Each program will have its own pluses and minuses, and you need choose carefully for your own case. For example, Discord seems to only save chat history for a limited time, and TeamSpeak doesn't store it server-side at all, which might be very important if you discuss important stuff in chat. Mumble has kinda limited functionality. Etc!

Now to your second problem, which is gathering everyone at one place. The only real solution, granted that one single place was not chosen naturally, is actually to force everyone to the place chosen by its leader. I mean, in my experience of participating on co-op gaming, LARP design etc. this is the only thing that works. The one who schedules a talk also says where will it be held -- as simple as it is.

Good like chatting!

1

I like to think of this as the “pull vs push” problem. Telling people to do something or there will be consequences is “pushing.” People hate that, and it creates a natural tendency to rebel.

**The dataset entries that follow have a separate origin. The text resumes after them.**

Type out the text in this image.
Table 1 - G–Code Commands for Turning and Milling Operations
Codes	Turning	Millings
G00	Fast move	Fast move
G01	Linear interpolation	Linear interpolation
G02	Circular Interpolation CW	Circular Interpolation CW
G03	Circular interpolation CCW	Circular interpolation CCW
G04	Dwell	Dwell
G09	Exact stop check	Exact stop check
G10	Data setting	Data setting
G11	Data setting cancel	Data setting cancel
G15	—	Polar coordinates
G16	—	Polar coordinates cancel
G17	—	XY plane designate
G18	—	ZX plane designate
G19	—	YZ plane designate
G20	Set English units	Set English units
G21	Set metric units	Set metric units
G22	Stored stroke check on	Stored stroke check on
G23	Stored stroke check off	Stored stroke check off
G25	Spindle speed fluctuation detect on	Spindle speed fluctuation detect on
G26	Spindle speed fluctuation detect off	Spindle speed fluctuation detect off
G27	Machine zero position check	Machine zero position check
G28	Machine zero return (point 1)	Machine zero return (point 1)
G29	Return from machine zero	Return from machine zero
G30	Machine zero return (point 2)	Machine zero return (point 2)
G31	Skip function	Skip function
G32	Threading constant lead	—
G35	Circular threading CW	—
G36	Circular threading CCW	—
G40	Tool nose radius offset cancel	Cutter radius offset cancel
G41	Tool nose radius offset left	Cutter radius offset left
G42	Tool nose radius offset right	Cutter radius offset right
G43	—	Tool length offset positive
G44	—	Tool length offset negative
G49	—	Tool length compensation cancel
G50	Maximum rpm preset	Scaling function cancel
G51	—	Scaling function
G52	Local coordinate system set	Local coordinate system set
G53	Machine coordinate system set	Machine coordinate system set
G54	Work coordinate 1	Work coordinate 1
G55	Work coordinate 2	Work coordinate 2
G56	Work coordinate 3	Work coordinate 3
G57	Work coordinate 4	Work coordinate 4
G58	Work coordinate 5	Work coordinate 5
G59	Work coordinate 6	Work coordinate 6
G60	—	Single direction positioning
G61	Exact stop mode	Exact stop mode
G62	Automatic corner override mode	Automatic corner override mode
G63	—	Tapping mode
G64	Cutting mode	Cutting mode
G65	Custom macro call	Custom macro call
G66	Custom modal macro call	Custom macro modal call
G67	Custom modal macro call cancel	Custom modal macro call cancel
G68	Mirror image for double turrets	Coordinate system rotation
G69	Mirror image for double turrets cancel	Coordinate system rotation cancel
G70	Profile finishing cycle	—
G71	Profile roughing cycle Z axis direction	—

The alternative is to “pull” people in. Figure out the ways to make them think they’re making the decision to use this new tool themselves. Sounds like, in this case, you just benefit from using Discord for things other than this one call you do:

  • How about a once a month “free for all” community text chat that’s optional to attend?
  • How about a trivia game channel, or a music channel? (There are free bots you can install that act like jukeboxes.)
  • How about reaching out to your most active and engaged members and asking them to hang out for a while every day, so others who want to chat with them will know where to find them?
  • Give your most active people moderator power and ask them to help out.
  • Tell people you’ll only answer questions via Discord.
  • show people how to install Discord on their phones and set up notifications.